Thursday, September 24, 2009

Almost four years...

Place: Kalamazoo, Michigan
Time:8:55am est
Date:9/24/2009

I decided to start writing again in hopes that others who have written before will pick it up again...you know who I am talking about TOM!

Sitting here, thinking it has been too long since the last time I committed anything to paper or screen, made me kind of sad. Long gone are my short, witty tidbits of awesomeness. It is kinda depressing how I've lost that like keys. I received a letter from Vixxx a few days ago and started to write her, but even then, it has been like pulling teeth.

As I was getting ready for work this morning, I turned the TV on for background noise. I must admit, I could not block any of what was going on out. MTV, VH1...shit, I feel horrible for the youth of today. And yeah, I'm sitting here all of 27 years old, but I had it better, I was lucky. I cannot imagine what it must be like to be a highschooler now and have the need to be in the IN crowd.

I miss the days where I could turn the radio on and hear smoking popes, Juliana Hatfield, Olivia tremor control...music that would never get a chance on MTV right now. Being a kid and enjoying alternative nation...or listening to industrial zone @ 2:00am on Chicago's Q101, sitting with my sister watching AMP on MTV, being introduced to Kool Keith, Orbital and Future Sound of London. Where did those days go? Where did that music go? Where is that little girl?

I guess I could sit here and whine about it. I could also sit here and forget about it, and think towards the future as well. But I feel betrayed by that little girl. Betrayed at the fact life did not stay as it was. Sure I knew I was going to grow up, and with that came, work, money, responsibility, relationships. She betrayed me in everything that complimented who I was. The soundtrack that was from 1992-1997 is gone...the tape has been played dull.

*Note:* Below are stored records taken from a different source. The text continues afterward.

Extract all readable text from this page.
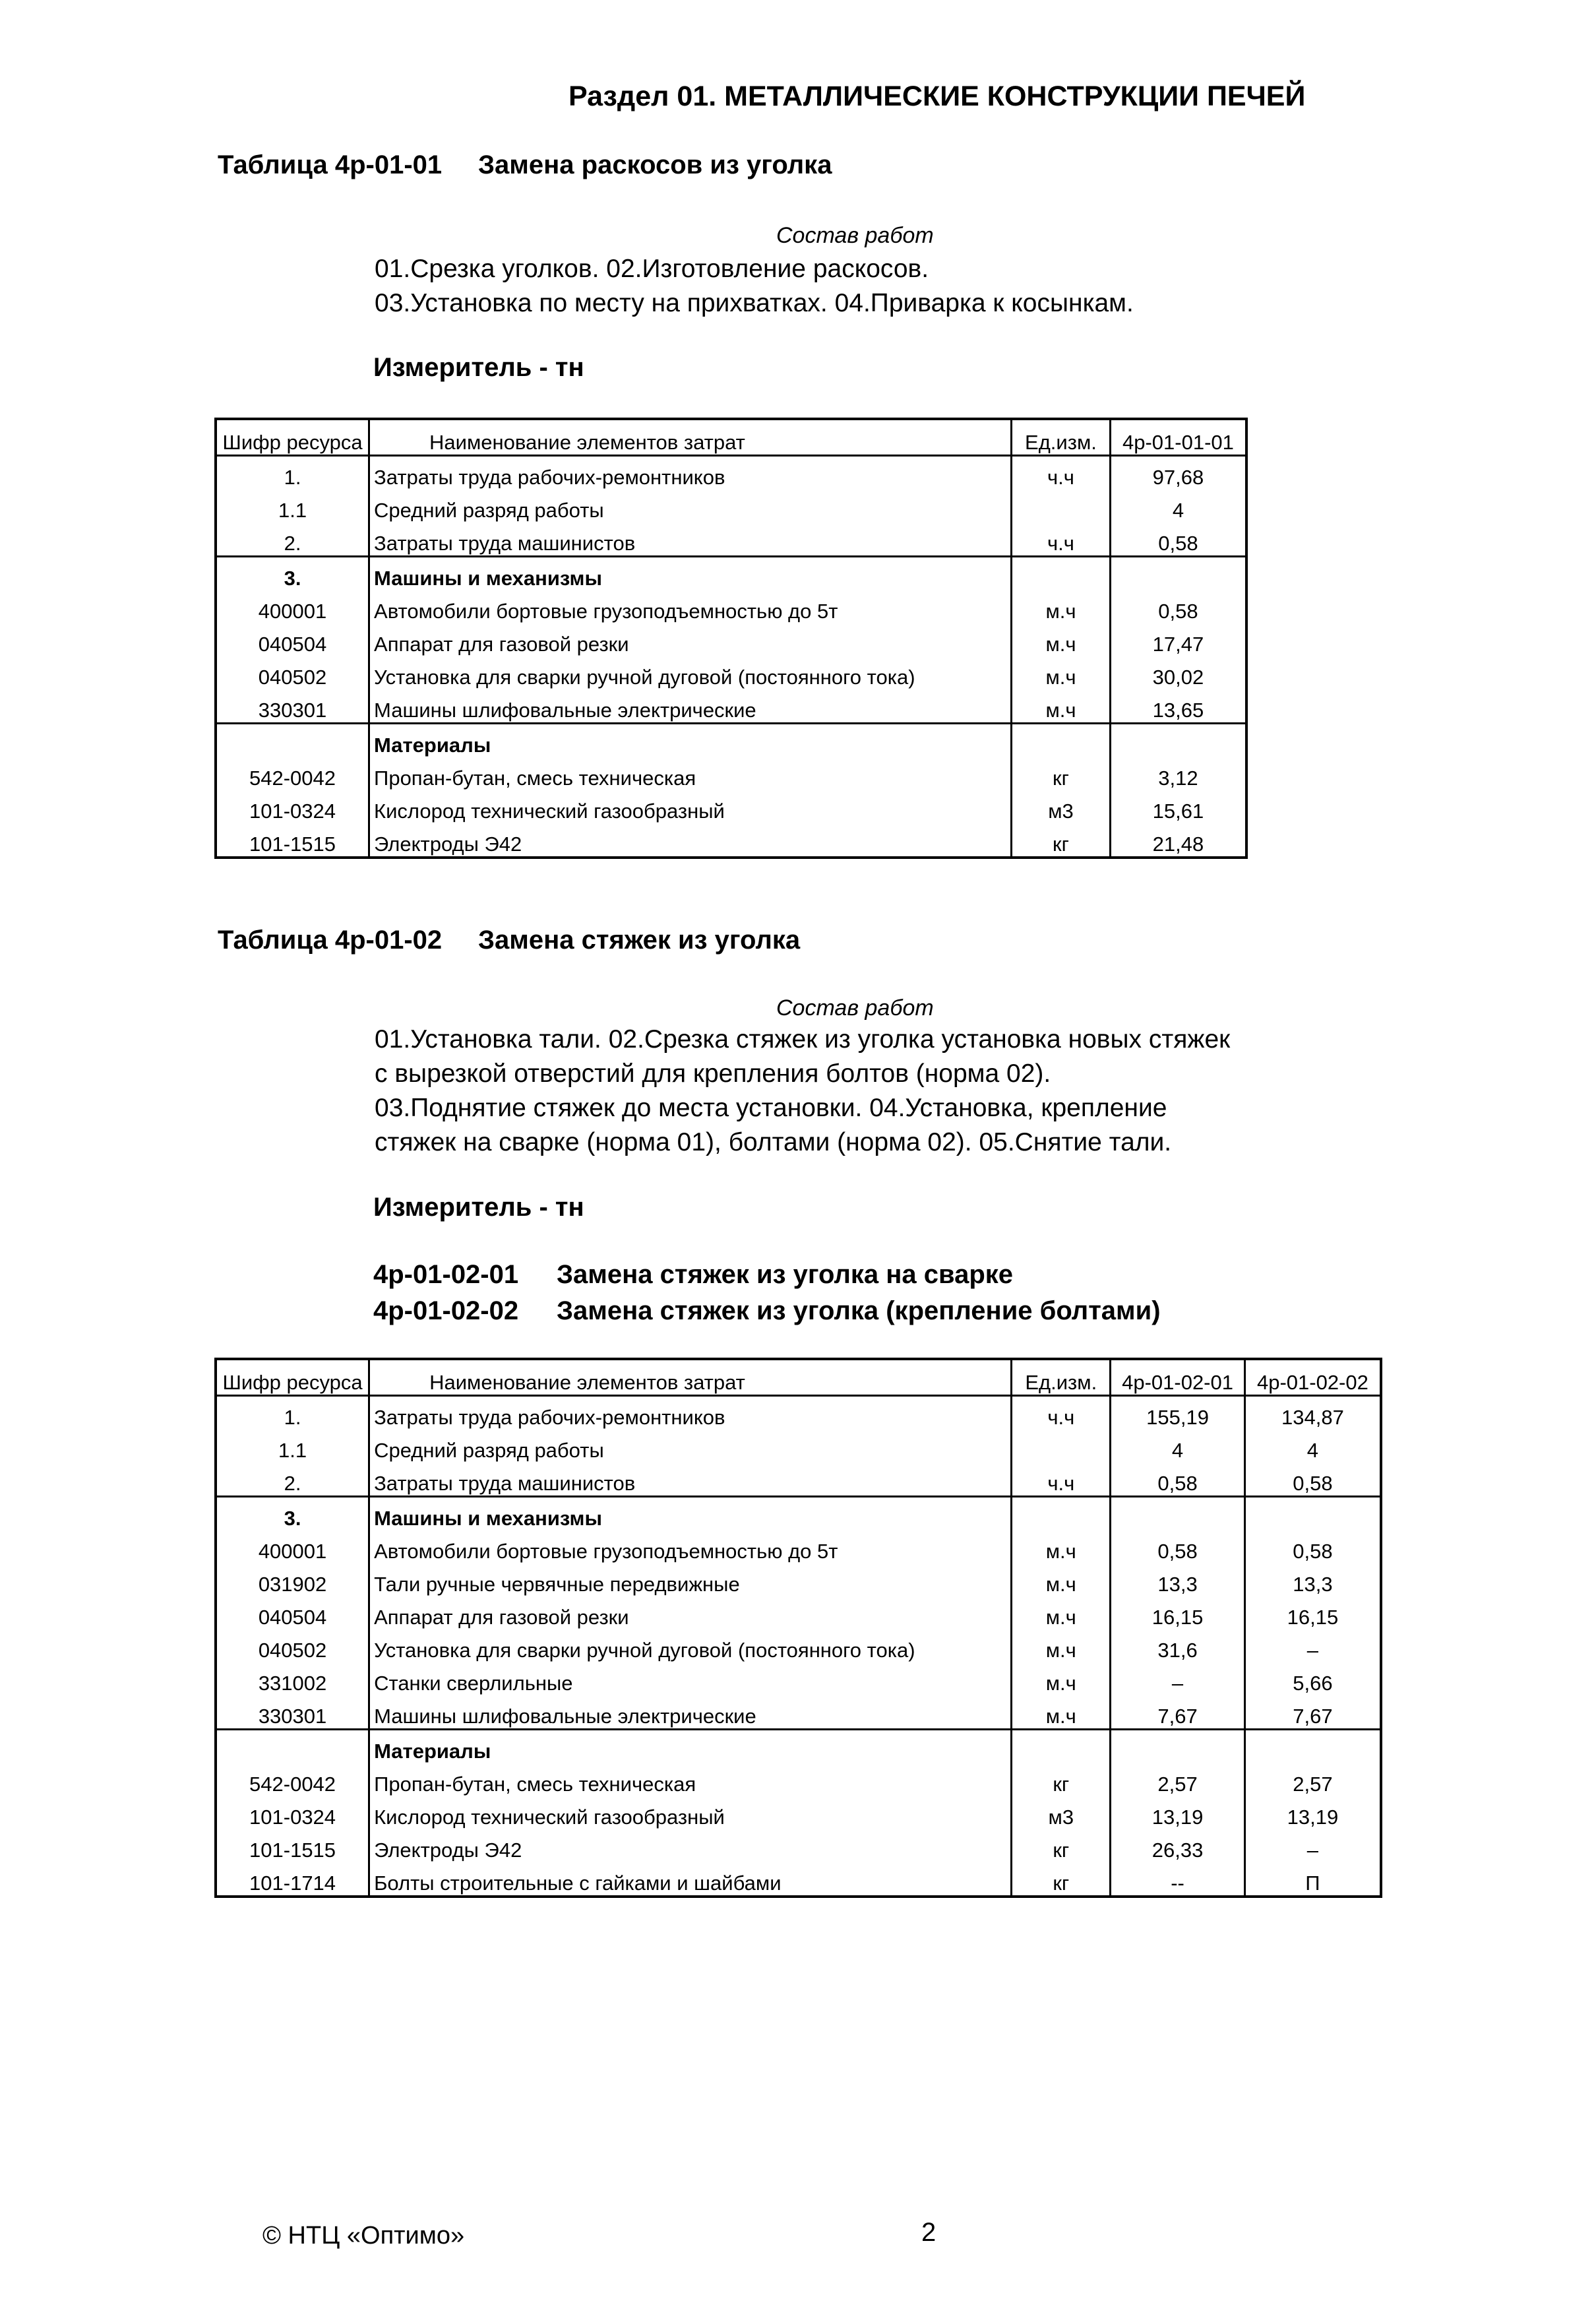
Раздел 01. МЕТАЛЛИЧЕСКИЕ КОНСТРУКЦИИ ПЕЧЕЙ
Таблица 4р-01-01 Замена раскосов из уголка
Состав работ
01.Срезка уголков. 02.Изготовление раскосов.
03.Установка по месту на прихватках. 04.Приварка к косынкам.
Измеритель - тн
Шифр ресурса	Наименование элементов затрат	Ед.изм.	4р-01-01-01
1.	Затраты труда рабочих-ремонтников	ч.ч	97,68
1.1	Средний разряд работы		4
2.	Затраты труда машинистов	ч.ч	0,58
3.	Машины и механизмы		
400001	Автомобили бортовые грузоподъемностью до 5т	м.ч	0,58
040504	Аппарат для газовой резки	м.ч	17,47
040502	Установка для сварки ручной дуговой (постоянного тока)	м.ч	30,02
330301	Машины шлифовальные электрические	м.ч	13,65
	Материалы		
542-0042	Пропан-бутан, смесь техническая	кг	3,12
101-0324	Кислород технический газообразный	м3	15,61
101-1515	Электроды Э42	кг	21,48
Таблица 4р-01-02 Замена стяжек из уголка
Состав работ
01.Установка тали. 02.Срезка стяжек из уголка установка новых стяжек
с вырезкой отверстий для крепления болтов (норма 02).
03.Поднятие стяжек до места установки. 04.Установка, крепление
стяжек на сварке (норма 01), болтами (норма 02). 05.Снятие тали.
Измеритель - тн
4р-01-02-01 Замена стяжек из уголка на сварке
4р-01-02-02 Замена стяжек из уголка (крепление болтами)
Шифр ресурса	Наименование элементов затрат	Ед.изм.	4р-01-02-01	4р-01-02-02
1.	Затраты труда рабочих-ремонтников	ч.ч	155,19	134,87
1.1	Средний разряд работы		4	4
2.	Затраты труда машинистов	ч.ч	0,58	0,58
3.	Машины и механизмы			
400001	Автомобили бортовые грузоподъемностью до 5т	м.ч	0,58	0,58
031902	Тали ручные червячные передвижные	м.ч	13,3	13,3
040504	Аппарат для газовой резки	м.ч	16,15	16,15
040502	Установка для сварки ручной дуговой (постоянного тока)	м.ч	31,6	–
331002	Станки сверлильные	м.ч	–	5,66
330301	Машины шлифовальные электрические	м.ч	7,67	7,67
	Материалы			
542-0042	Пропан-бутан, смесь техническая	кг	2,57	2,57
101-0324	Кислород технический газообразный	м3	13,19	13,19
101-1515	Электроды Э42	кг	26,33	–
101-1714	Болты строительные с гайками и шайбами	кг	--	П
© НТЦ «Оптимо»	2
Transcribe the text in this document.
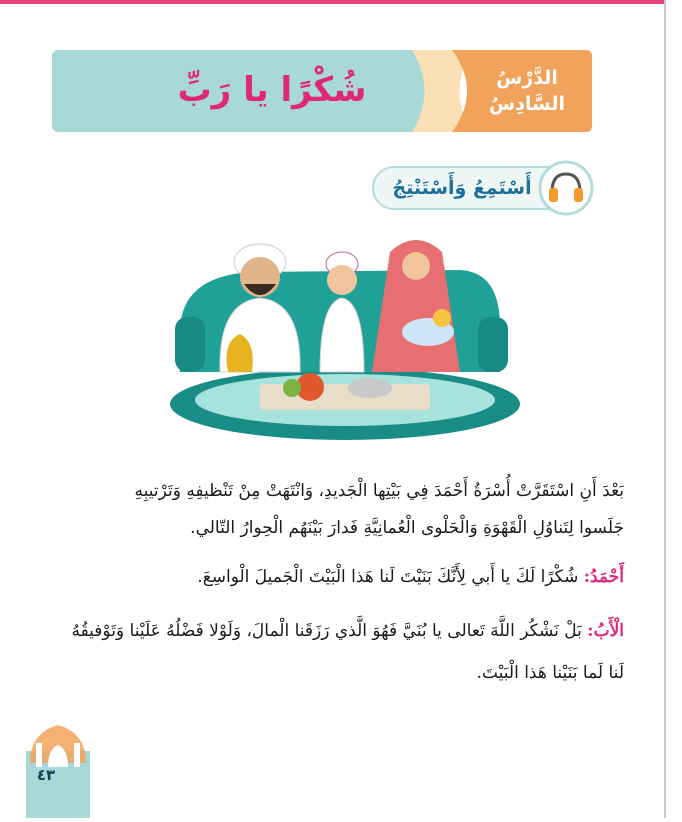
الدَّرْسُ
السَّادِسُ
شُكْرًا يا رَبِّ
أَسْتَمِعُ وَأَسْتَنْتِجُ
بَعْدَ أَنِ اسْتَقَرَّتْ أُسْرَةُ أَحْمَدَ فِي بَيْتِها الْجَديدِ، وَانْتَهَتْ مِنْ تَنْظيفِهِ وَتَرْتيبِهِ
جَلَسوا لِتَناوُلِ الْقَهْوَةِ وَالْحَلْوى الْعُمانِيَّةِ فَدارَ بَيْنَهُم الْحِوارُ التّالي.
أَحْمَدُ: شُكْرًا لَكَ يا أَبي لِأَنَّكَ بَنَيْتَ لَنا هَذا الْبَيْتَ الْجَميلَ الْواسِعَ.
الْأَبُ: بَلْ نَشْكُر اللَّهَ تَعالى يا بُنَيَّ فَهُوَ الَّذي رَزَقَنا الْمالَ، وَلَوْلا فَضْلُهُ عَلَيْنا وَتَوْفيقُهُ
لَنا لَما بَنَيْنا هَذا الْبَيْتَ.
٤٣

I didn't expect that to change...why would I? It was the music every step my feet made. When it stopped playing, I didn't know where I was anymore.

Anywhere I go now, I don't hear "the more you ignore me, the closer I get", and or when I think of Merida, I don't hear " I hate my sister, she's such a bitch, she acts as if she doesn't even know that I exist". That's all done for...or is it?

Those thoughts aside, life right now is in a strange rhythm. Rix is busy with work and music more than he's ever been. I got promoted at work and still working out the kinks of having more responsibility and more people to watch. Family life in Indiana will always be like it is...never changing.

My four year anniversary with Rixie is tomorrow. I cannot imagine that it has laready been 4 years. We have been living together 3 of those 4 years. Just glad I am here and that we made it. Life has handed us some pretty shitty situations, but luckily, I have a great partner in crime to be right at my side. Sure, he's silly beyond imagination, likes Mastodon, thinks XBOX is greater than Playstation, never dresses up, would eat fast food his entire life if he could, has the two weirdest cats on the planet, forgets to make his eye appointments, and is a complete dude...he is still the love of my life. I am completely obsessed with everything that he is. I have loved this man since day one, no questions asked. It is possible to be completely head over heels the first time you see them. And I was. And still am.